The system is based on syndromic surveillance — that means data is systematically collected and reviewed on a continuous basis for the sake of public health. Calixte says it’s no different in principle from tracking the flu or school absenteeism: “The idea here is that we are constantly monitoring the situation and informing the public on any changes that could affect their well-being.”
One such change: the recent introduction to the Sudbury area of fentanyl-laced heroin, colloquially known as “purple heroin” or “purp.”
“What we’ve been seeing lately is a lot more overdoses, and we’re also seeing an increase in stronger substances,” says Julie Gorman, interim executive director of the Sudbury Action Centre for Youth (SACY), an agency that provides harm-reduction programs for young drug users. “Being able to tell the community that there’s been a change is important — the more information we can get to people, the better.”

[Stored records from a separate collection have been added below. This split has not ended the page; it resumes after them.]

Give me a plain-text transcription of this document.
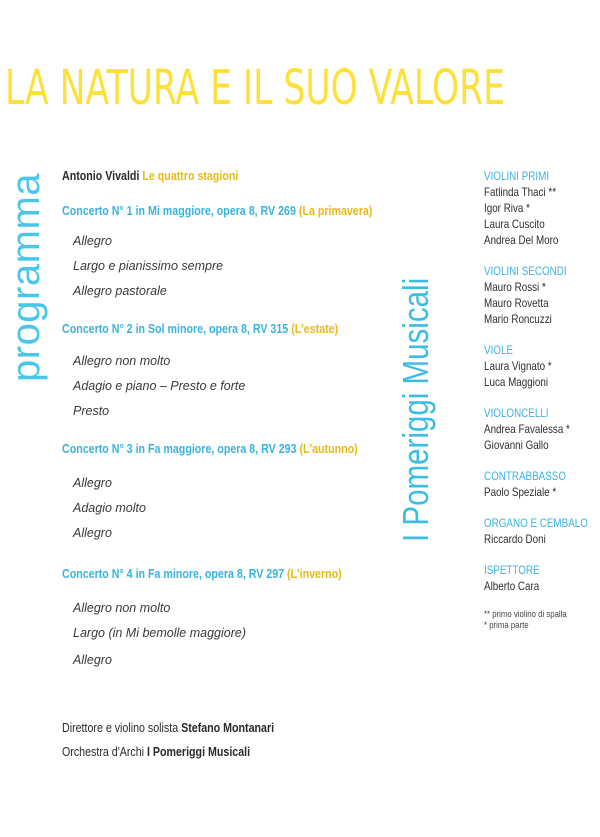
LA NATURA E IL SUO VALORE
programma
I Pomeriggi Musicali
Antonio Vivaldi Le quattro stagioni
Concerto N° 1 in Mi maggiore, opera 8, RV 269 (La primavera)
Allegro
Largo e pianissimo sempre
Allegro pastorale
Concerto N° 2 in Sol minore, opera 8, RV 315 (L'estate)
Allegro non molto
Adagio e piano – Presto e forte
Presto
Concerto N° 3 in Fa maggiore, opera 8, RV 293 (L'autunno)
Allegro
Adagio molto
Allegro
Concerto N° 4 in Fa minore, opera 8, RV 297 (L'inverno)
Allegro non molto
Largo (in Mi bemolle maggiore)
Allegro
Direttore e violino solista Stefano Montanari
Orchestra d'Archi I Pomeriggi Musicali
VIOLINI PRIMI
Fatlinda Thaci **
Igor Riva *
Laura Cuscito
Andrea Del Moro
VIOLINI SECONDI
Mauro Rossi *
Mauro Rovetta
Mario Roncuzzi
VIOLE
Laura Vignato *
Luca Maggioni
VIOLONCELLI
Andrea Favalessa *
Giovanni Gallo
CONTRABBASSO
Paolo Speziale *
ORGANO E CEMBALO
Riccardo Doni
ISPETTORE
Alberto Cara
** primo violino di spalla
* prima parte
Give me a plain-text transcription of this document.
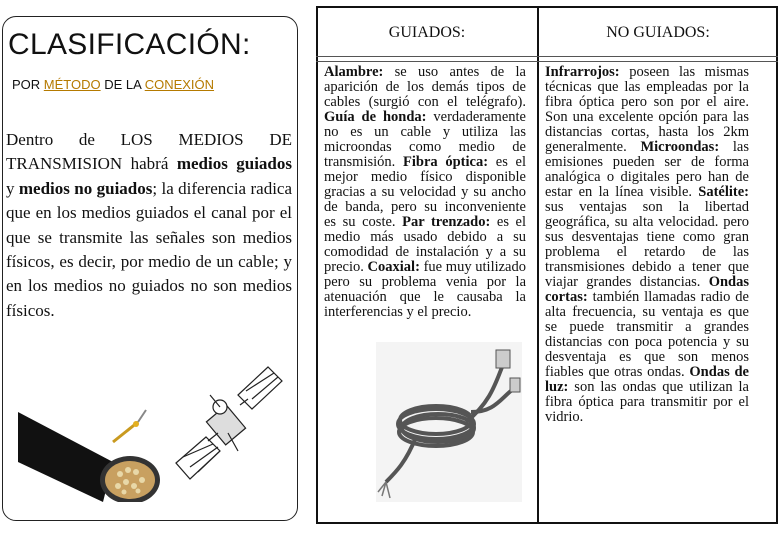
CLASIFICACIÓN:
POR MÉTODO DE LA CONEXIÓN
Dentro de LOS MEDIOS DE TRANSMISION habrá medios guiados y medios no guiados; la diferencia radica que en los medios guiados el canal por el que se transmite las señales son medios físicos, es decir, por medio de un cable; y en los medios no guiados no son medios físicos.
GUIADOS:	NO GUIADOS:
Alambre: se uso antes de la aparición de los demás tipos de cables (surgió con el telégrafo). Guía de honda: verdaderamente no es un cable y utiliza las microondas como medio de transmisión. Fibra óptica: es el mejor medio físico disponible gracias a su velocidad y su ancho de banda, pero su inconveniente es su coste. Par trenzado: es el medio más usado debido a su comodidad de instalación y a su precio. Coaxial: fue muy utilizado pero su problema venia por la atenuación que le causaba la interferencias y el precio.
Infrarrojos: poseen las mismas técnicas que las empleadas por la fibra óptica pero son por el aire. Son una excelente opción para las distancias cortas, hasta los 2km generalmente. Microondas: las emisiones pueden ser de forma analógica o digitales pero han de estar en la línea visible. Satélite: sus ventajas son la libertad geográfica, su alta velocidad. pero sus desventajas tiene como gran problema el retardo de las transmisiones debido a tener que viajar grandes distancias. Ondas cortas: también llamadas radio de alta frecuencia, su ventaja es que se puede transmitir a grandes distancias con poca potencia y su desventaja es que son menos fiables que otras ondas. Ondas de luz: son las ondas que utilizan la fibra óptica para transmitir por el vidrio.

EARS is just one step toward the larger public-health goal of keeping users safe. Recently, for example, SACY launched a pilot program that makes it possible for users to check their drug supply for the presence of fentanyl. The organization also regularly sends outreach teams to different parts of the city, providing users with safe-injection kits.
Gorman says drug users have expressed appreciation for the alert system, but have noted that it sometimes feels to them like a Band-Aid solution to a growing problem. Many users, she notes, want a safe-injection site in the area.
“We’ve been getting a lot of questions about what we’re doing in the meantime before we can get a safe-consumption service in the area,” says Gorman. “But they do appreciate [the alert system] and the work that we do.”
The CDS is in the process of conducting a feasibility study about a possible supervised-consumption site. While the Ontario government has capped the number of injection sites in the province at 21, the CDS plans to lobby the province for an exception if the study finds that a site is needed.
“We are in [the very early stages] of the process,” she says. “What we’re hoping to do with [EARS] is keep our community informed about what exactly the situation is so they can take steps to protect themselves. That’s the bottom line — we want to protect lives and reduce harm as much as we can.”
Correction: An earlier version of this story indicated that paramedics had responded to 70 emergency overdose calls in 2018, up 88 per cent from 2014. In fact, they responded to 173 such calls in 2018, up 88 per cent from 2017. TVO.org regrets the error.
Sarah Niedoba is a freelance journalist based in Toronto.